A small number of health-care professionals has been deployed as an added staffing boost to some hospitals, long-term care homes and clinics in the Outaouais region.
The Centre intégré de santé et de services sociaux de l’Outaouais (CISSSO), western Quebec’s health authority, sent seven health-care workers earlier this month to CHSLD de la Petite-Nation, a long-term care home east of Gatineau.
Starting Monday, two new auxiliary nurses will be lending a hand at the Foyer Père-Guinard, a long-term care home in Maniwaki, Que., said Camille Brochu-Lafrance, a spokesperson for CISSSO.
Another auxiliary nurse is expected in the region in the beginning of November in a sector which remains to be determined, she added.
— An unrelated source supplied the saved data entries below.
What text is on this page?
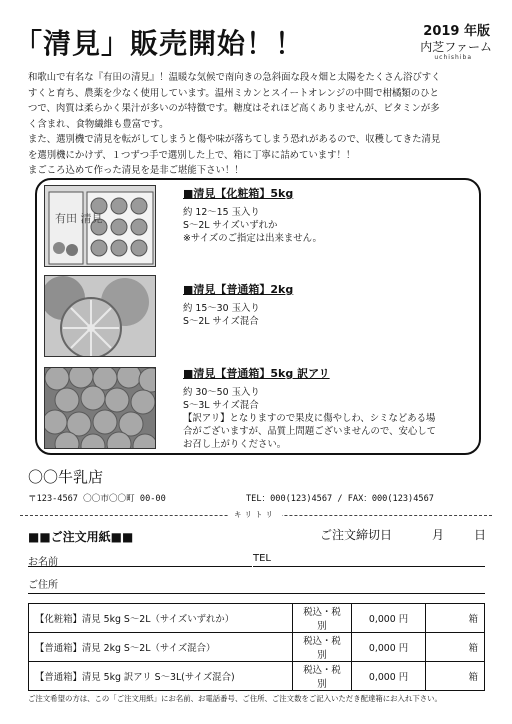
「清見」販売開始！！	2019 年版
内芝ファーム
uchishiba
和歌山で有名な『有田の清見』！温暖な気候で南向きの急斜面な段々畑と太陽をたくさん浴びすく
すくと育ち、農薬を少なく使用しています。温州ミカンとスイートオレンジの中間で柑橘類のひと
つで、肉質は柔らかく果汁が多いのが特徴です。糖度はそれほど高くありませんが、ビタミンが多
く含まれ、食物繊維も豊富です。
また、選別機で清見を転がしてしまうと傷や味が落ちてしまう恐れがあるので、収穫してきた清見
を選別機にかけず、１つずつ手で選別した上で、箱に丁寧に詰めています！！
まごころ込めて作った清見を是非ご堪能下さい！！
有田 清見
■清見【化粧箱】5kg
約 12～15 玉入り
S～2L サイズいずれか
※サイズのご指定は出来ません。
■清見【普通箱】2kg
約 15～30 玉入り
S～2L サイズ混合
■清見【普通箱】5kg 訳アリ
約 30～50 玉入り
S～3L サイズ混合
【訳アリ】となりますので果皮に傷やしわ、シミなどある場
合がございますが、品質上問題ございませんので、安心して
お召し上がりください。
〇〇牛乳店
〒123-4567 〇〇市〇〇町 00-00	TEL：000(123)4567 / FAX：000(123)4567
キリトリ
■■ご注文用紙■■	ご注文締切日	月 日
お名前	TEL
ご住所
【化粧箱】清見 5kg S～2L（サイズいずれか）	税込・税別	0,000 円	箱
【普通箱】清見 2kg S～2L（サイズ混合）	税込・税別	0,000 円	箱
【普通箱】清見 5kg 訳アリ S～3L(サイズ混合)	税込・税別	0,000 円	箱
ご注文希望の方は、この「ご注文用紙」にお名前、お電話番号、ご住所、ご注文数をご記入いただき配達箱にお入れ下さい。
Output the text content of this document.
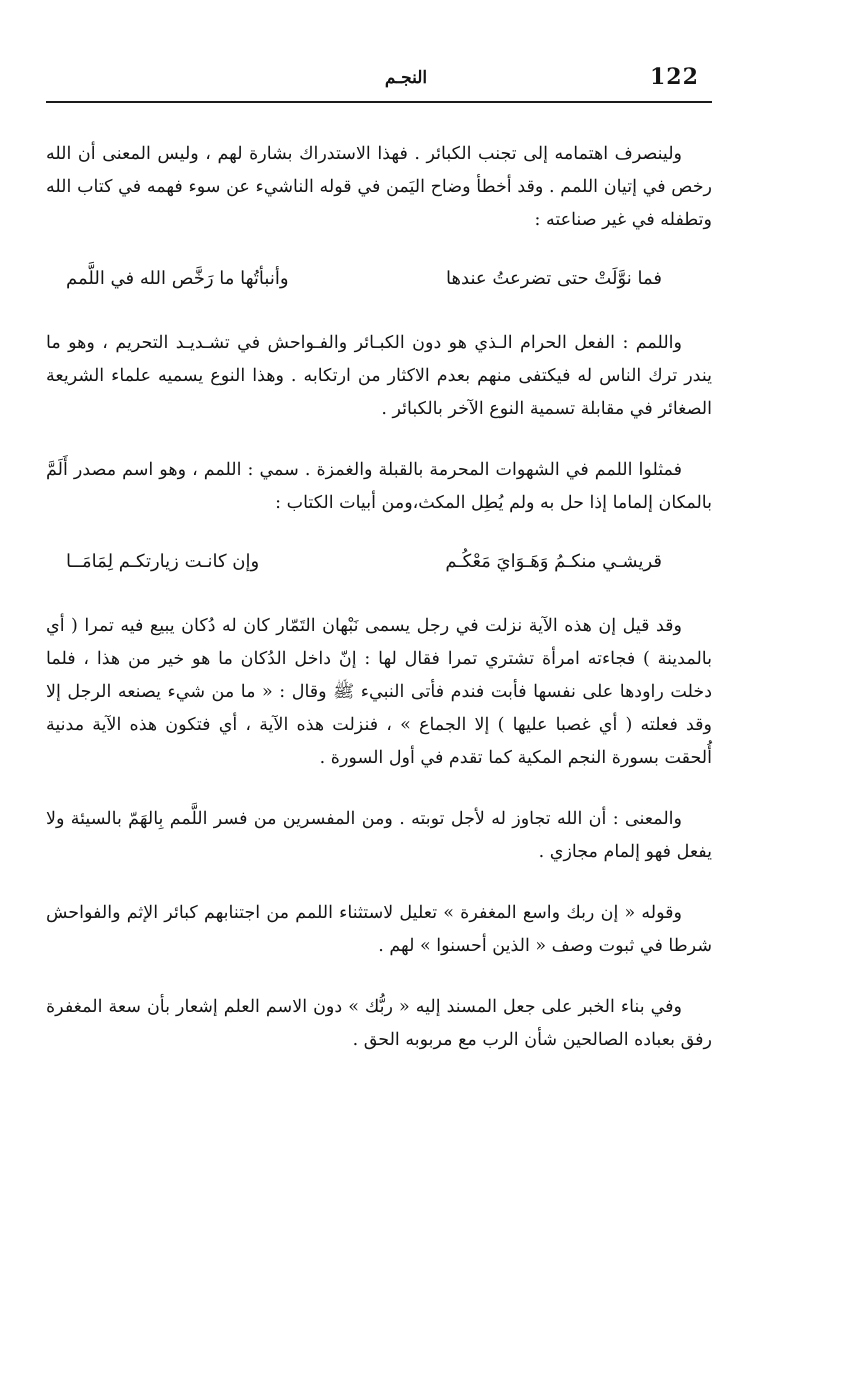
122
النجـم

ولينصرف اهتمامه إلى تجنب الكبائر . فهذا الاستدراك بشارة لهم ، وليس المعنى أن الله رخص في إتيان اللمم . وقد أخطأ وضاح اليَمن في قوله الناشيء عن سوء فهمه في كتاب الله وتطفله في غير صناعته :

فما نوَّلَتْ حتى تضرعتُ عندها
وأنبأتُها ما رَخَّص الله في اللَّمم

واللمم : الفعل الحرام الـذي هو دون الكبـائر والفـواحش في تشـديـد التحريم ، وهو ما يندر ترك الناس له فيكتفى منهم بعدم الاكثار من ارتكابه . وهذا النوع يسميه علماء الشريعة الصغائر في مقابلة تسمية النوع الآخر بالكبائر .

فمثلوا اللمم في الشهوات المحرمة بالقبلة والغمزة . سمي : اللمم ، وهو اسم مصدر أَلَمَّ بالمكان إلماما إذا حل به ولم يُطِل المكث،ومن أبيات الكتاب :

قريشـي منكـمُ وَهَـوَايَ مَعْكُـم
وإن كانـت زيارتكـم لِمَامَــا

وقد قيل إن هذه الآية نزلت في رجل يسمى نَبْهان التَمّار كان له دُكان يبيع فيه تمرا ( أي بالمدينة ) فجاءته امرأة تشتري تمرا فقال لها : إنّ داخل الدُكان ما هو خير من هذا ، فلما دخلت راودها على نفسها فأبت فندم فأتى النبيء ﷺ وقال : « ما من شيء يصنعه الرجل إلا وقد فعلته ( أي غصبا عليها ) إلا الجماع » ، فنزلت هذه الآية ، أي فتكون هذه الآية مدنية أُلحقت بسورة النجم المكية كما تقدم في أول السورة .

والمعنى : أن الله تجاوز له لأجل توبته . ومن المفسرين من فسر اللَّمم بِالهَمّ بالسيئة ولا يفعل فهو إلمام مجازي .

وقوله « إن ربك واسع المغفرة » تعليل لاستثناء اللمم من اجتنابهم كبائر الإثم والفواحش شرطا في ثبوت وصف « الذين أحسنوا » لهم .

وفي بناء الخبر على جعل المسند إليه « ربُّك » دون الاسم العلم إشعار بأن سعة المغفرة رفق بعباده الصالحين شأن الرب مع مربوبه الحق .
In May, the Quebec government announced it would create a “flying squad” to address the shortage of health-care workers in some regions of the province.
Earlier in the summer, CISSSO said it needed nurses and nursing assistants for emergency, operating room, surgical unit and intensive care sectors, with CEO Marc Bilodeau saying he was preparing for the “worst-case scenario.”
Bilodeau added that staffing had not recovered to pre-pandemic levels.
Karine D’Auteuil, president of the Syndicat des professionnelles en soins de l’Outaouais, a local nurses union, said the recent deployments are a step in the right direction but that “we must not [declare] victory.”
“We must continue to work on recruitment. The shortage in Outaouais is critical,” she said in French.